Most internal combustion engines embody an ignition timing mechanism for timing the ignition so as to achieve maximum torque throughout the engine load range. This is achieved commonly through the use of a throttle operated advance mechanism so that the spark advance is controlled in relation to throttle opening. For example, in outboard engines a timing plate carries the timing mechanism and is rotatably supported relative to the crankshaft for altering engine timing in response to throttle valve opening. The most commonly employed throttle timing advance curve has a fixed static advance that is maintain up until a predetermined throttle opening. Once this throttle opening is reached, the timing is advanced until a maximum timing advance is achieved and this is maintained until wide-open throttle. Under partial load running with the throttle less than fully opened, there is a relatively low combustion temperature and flame propagation in the chamber and the advance spark timing provided by conventional timing mechanism is desirable to achieve maximum torque. However, it has been discovered that under wide-open throttle conditions and maximum speed that there is sufficient flame propagation that performance and fuel economy are actually deteriorated by the maximum spark advance provided by conventional mechanisms.

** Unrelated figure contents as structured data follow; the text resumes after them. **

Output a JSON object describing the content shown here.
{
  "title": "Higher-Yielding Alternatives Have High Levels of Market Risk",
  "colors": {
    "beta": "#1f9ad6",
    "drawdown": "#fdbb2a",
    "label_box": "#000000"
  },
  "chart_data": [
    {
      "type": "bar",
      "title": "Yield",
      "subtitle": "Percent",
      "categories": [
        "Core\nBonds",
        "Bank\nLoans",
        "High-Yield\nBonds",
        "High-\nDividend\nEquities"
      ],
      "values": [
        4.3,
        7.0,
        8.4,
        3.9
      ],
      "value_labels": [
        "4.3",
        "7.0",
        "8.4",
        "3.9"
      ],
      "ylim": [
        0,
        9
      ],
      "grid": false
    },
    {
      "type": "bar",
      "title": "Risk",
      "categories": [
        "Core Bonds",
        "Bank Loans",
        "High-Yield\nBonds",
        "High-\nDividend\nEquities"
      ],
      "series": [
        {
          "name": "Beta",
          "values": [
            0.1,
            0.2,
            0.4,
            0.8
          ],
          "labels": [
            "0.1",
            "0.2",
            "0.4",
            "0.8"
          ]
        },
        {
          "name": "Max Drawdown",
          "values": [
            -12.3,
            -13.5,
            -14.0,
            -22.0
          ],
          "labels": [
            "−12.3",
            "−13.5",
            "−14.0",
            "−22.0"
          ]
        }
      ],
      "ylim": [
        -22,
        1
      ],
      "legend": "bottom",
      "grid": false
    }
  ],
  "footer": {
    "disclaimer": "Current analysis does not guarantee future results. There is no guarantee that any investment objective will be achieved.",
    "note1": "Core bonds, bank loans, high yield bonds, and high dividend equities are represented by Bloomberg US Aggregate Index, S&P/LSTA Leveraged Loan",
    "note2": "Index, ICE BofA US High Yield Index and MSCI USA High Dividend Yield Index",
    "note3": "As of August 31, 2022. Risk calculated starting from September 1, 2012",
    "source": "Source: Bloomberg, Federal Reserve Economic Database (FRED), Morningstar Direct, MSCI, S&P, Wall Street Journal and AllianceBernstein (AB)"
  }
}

It is, therefore, a principal object of this invention to provide an improved spark timing mechanism for an internal combustion engine.
It is a further object of this invention to provide a structure and method for controlling spark timing that permits maximum torque to be achieved throughout the engin speed and load ranges.
It is a further object of this invention to provide an improved, simplified spark timing mechanism that will achieve the desired spark timing consistent with engine requirements.